Grève des chauffeurs routiers : Le président de l’OTRAF rejette en bloc les accusations du SYNACP

Suite au préavis de grève de 96 heures à compter du mardi 6 octobre 2020, annoncé par l’Union des chauffeurs routiers du Burkina (UCRB), le syndicat national des chauffeurs professionnels (SYNACP) monte au créneau pour s’en démarquer.
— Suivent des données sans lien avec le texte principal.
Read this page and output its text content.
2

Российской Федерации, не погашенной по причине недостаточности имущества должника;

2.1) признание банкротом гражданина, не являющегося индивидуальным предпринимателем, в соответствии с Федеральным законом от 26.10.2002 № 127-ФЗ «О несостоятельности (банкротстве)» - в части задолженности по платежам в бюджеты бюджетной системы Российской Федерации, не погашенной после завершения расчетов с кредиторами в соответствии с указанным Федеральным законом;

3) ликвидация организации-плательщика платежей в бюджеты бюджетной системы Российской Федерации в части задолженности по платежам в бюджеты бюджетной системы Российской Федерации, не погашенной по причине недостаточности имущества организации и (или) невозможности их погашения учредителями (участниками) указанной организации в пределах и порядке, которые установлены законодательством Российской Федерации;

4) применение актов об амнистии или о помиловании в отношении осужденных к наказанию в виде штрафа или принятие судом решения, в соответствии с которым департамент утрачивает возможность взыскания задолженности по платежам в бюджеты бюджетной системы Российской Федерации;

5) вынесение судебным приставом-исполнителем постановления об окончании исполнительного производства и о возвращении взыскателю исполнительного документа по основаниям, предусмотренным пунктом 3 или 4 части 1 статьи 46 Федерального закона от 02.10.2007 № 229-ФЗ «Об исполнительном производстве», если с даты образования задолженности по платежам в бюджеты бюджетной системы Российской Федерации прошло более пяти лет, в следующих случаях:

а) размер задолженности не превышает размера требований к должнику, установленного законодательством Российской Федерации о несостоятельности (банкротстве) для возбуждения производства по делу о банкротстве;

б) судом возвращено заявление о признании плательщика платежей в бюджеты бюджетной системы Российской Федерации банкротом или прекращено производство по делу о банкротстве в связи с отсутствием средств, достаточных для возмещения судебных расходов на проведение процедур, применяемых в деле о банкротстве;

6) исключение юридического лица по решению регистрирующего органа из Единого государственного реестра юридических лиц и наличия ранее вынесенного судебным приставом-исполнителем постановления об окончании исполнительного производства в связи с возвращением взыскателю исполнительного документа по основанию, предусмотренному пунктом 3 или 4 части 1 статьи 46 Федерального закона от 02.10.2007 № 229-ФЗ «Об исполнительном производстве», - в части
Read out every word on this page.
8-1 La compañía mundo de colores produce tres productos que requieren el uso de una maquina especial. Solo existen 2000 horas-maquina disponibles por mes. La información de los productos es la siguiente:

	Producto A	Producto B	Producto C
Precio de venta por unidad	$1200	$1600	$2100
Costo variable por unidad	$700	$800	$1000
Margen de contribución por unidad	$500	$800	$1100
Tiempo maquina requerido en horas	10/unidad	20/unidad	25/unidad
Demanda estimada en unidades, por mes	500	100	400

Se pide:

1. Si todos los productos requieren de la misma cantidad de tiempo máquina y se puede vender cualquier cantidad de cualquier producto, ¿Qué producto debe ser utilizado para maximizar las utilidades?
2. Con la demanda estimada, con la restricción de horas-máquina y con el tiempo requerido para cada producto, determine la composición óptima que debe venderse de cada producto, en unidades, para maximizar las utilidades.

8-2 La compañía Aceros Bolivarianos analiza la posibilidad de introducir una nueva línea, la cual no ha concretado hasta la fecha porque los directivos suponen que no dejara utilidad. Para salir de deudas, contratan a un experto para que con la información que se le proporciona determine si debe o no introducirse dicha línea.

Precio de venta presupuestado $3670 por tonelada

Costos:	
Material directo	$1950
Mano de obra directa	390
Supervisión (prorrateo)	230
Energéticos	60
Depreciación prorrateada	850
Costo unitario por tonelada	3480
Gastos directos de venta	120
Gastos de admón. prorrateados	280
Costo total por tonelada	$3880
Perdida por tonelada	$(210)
Il a expliqué ses motivations de boycott de ce mouvement ce 5 octobre 2020, il en appelle plutôt au dialogue entre les acteurs.
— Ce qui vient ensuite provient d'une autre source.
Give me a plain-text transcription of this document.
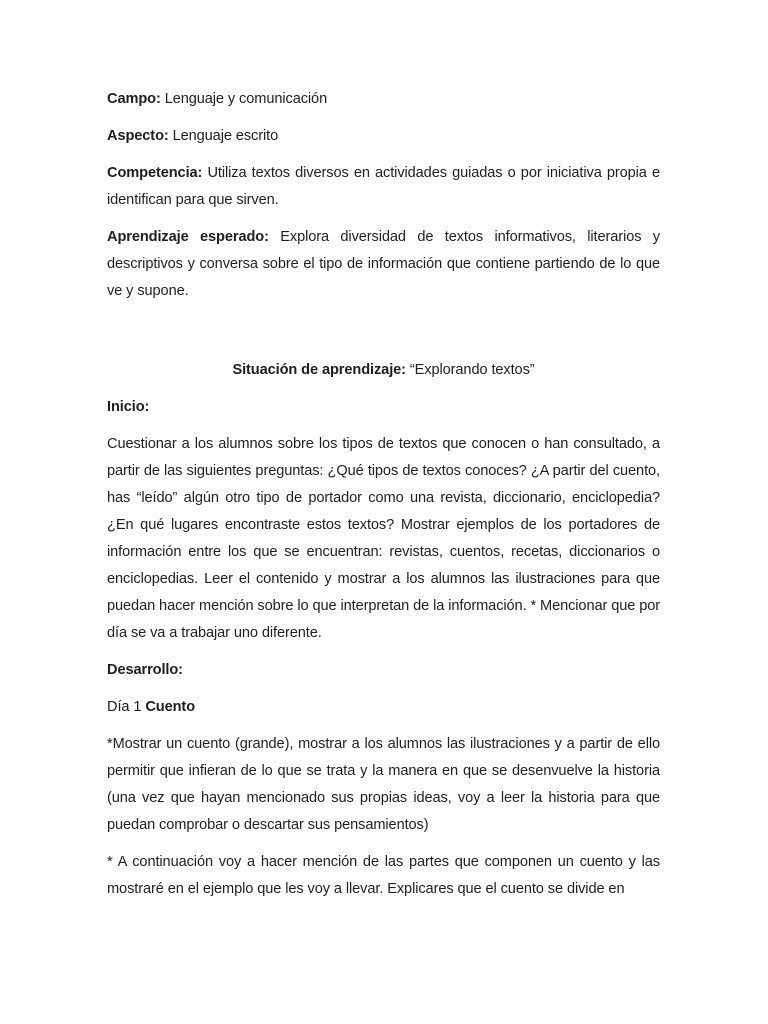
Campo: Lenguaje y comunicación

Aspecto: Lenguaje escrito

Competencia: Utiliza textos diversos en actividades guiadas o por iniciativa propia e identifican para que sirven.

Aprendizaje esperado: Explora diversidad de textos informativos, literarios y descriptivos y conversa sobre el tipo de información que contiene partiendo de lo que ve y supone.

Situación de aprendizaje: “Explorando textos”

Inicio:

Cuestionar a los alumnos sobre los tipos de textos que conocen o han consultado, a partir de las siguientes preguntas: ¿Qué tipos de textos conoces? ¿A partir del cuento, has “leído” algún otro tipo de portador como una revista, diccionario, enciclopedia? ¿En qué lugares encontraste estos textos? Mostrar ejemplos de los portadores de información entre los que se encuentran: revistas, cuentos, recetas, diccionarios o enciclopedias. Leer el contenido y mostrar a los alumnos las ilustraciones para que puedan hacer mención sobre lo que interpretan de la información. * Mencionar que por día se va a trabajar uno diferente.

Desarrollo:

Día 1 Cuento

*Mostrar un cuento (grande), mostrar a los alumnos las ilustraciones y a partir de ello permitir que infieran de lo que se trata y la manera en que se desenvuelve la historia (una vez que hayan mencionado sus propias ideas, voy a leer la historia para que puedan comprobar o descartar sus pensamientos)

* A continuación voy a hacer mención de las partes que componen un cuento y las mostraré en el ejemplo que les voy a llevar. Explicares que el cuento se divide en
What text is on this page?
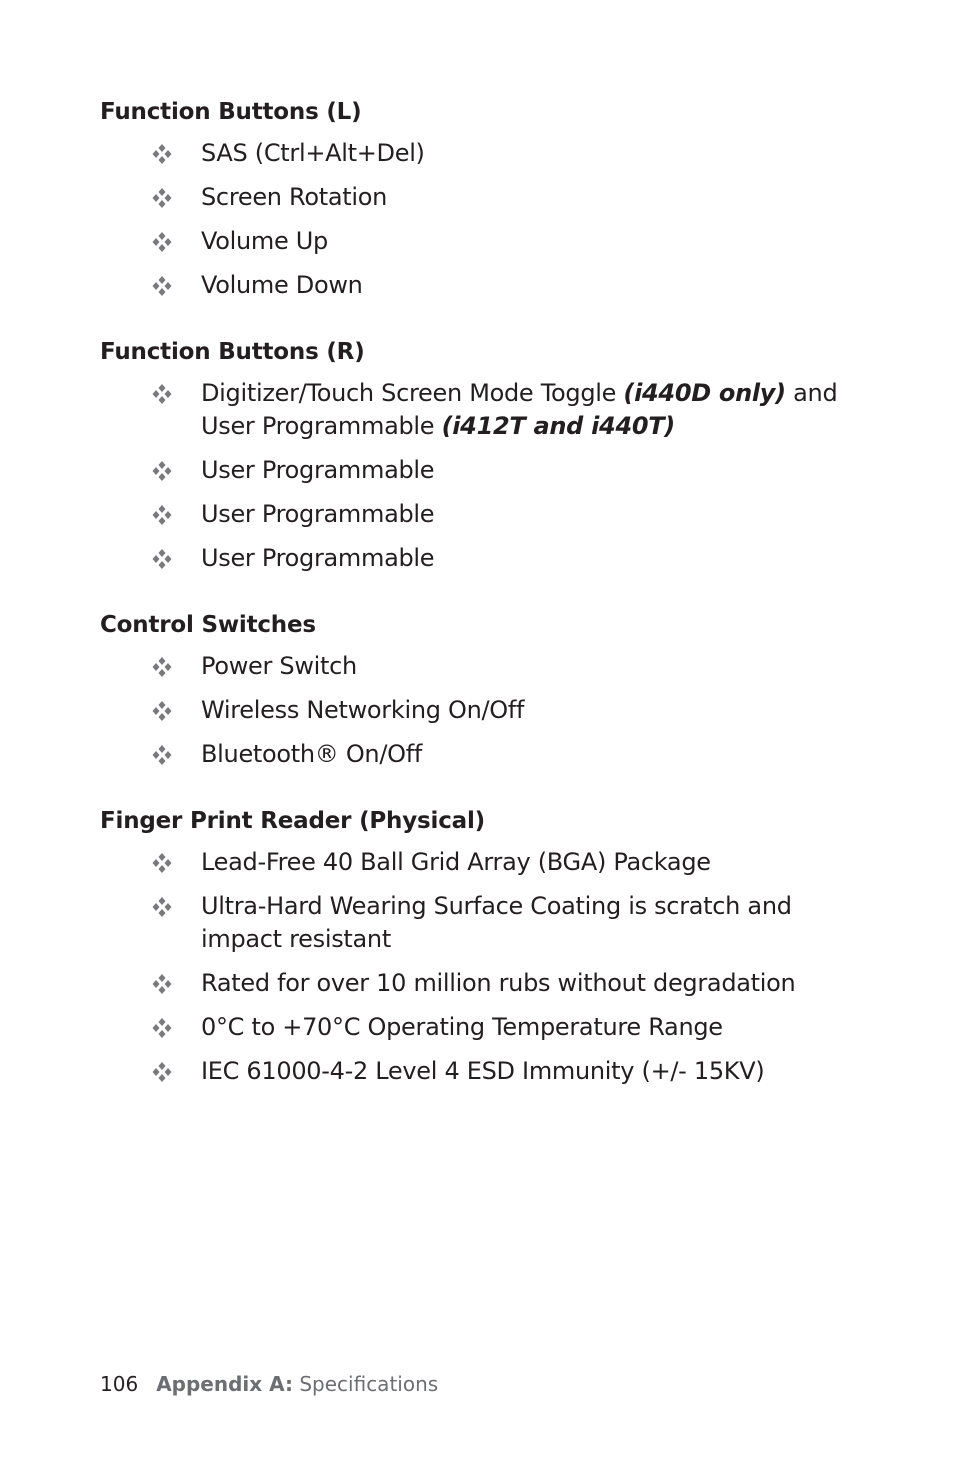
Function Buttons (L)
SAS (Ctrl+Alt+Del)
Screen Rotation
Volume Up
Volume Down
Function Buttons (R)
Digitizer/Touch Screen Mode Toggle (i440D only) and User Programmable (i412T and i440T)
User Programmable
User Programmable
User Programmable
Control Switches
Power Switch
Wireless Networking On/Off
Bluetooth® On/Off
Finger Print Reader (Physical)
Lead-Free 40 Ball Grid Array (BGA) Package
Ultra-Hard Wearing Surface Coating is scratch and impact resistant
Rated for over 10 million rubs without degradation
0°C to +70°C Operating Temperature Range
IEC 61000-4-2 Level 4 ESD Immunity (+/- 15KV)
106 Appendix A: Specifications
Le syndicat national des chauffeurs professionnel est en désaccord avec tous les quatre points inscrits sur la plateforme revendicative du préavis de grève de l’Union des chauffeurs routiers du Burkina (UCRB). De la gestion du fret, du règlement 14 de l’union économique et monétaire ouest africaine (UEMOA) relatif à la gestion de la charge à l’essieux au tracasseries routières en passant par la taxe de stationnement.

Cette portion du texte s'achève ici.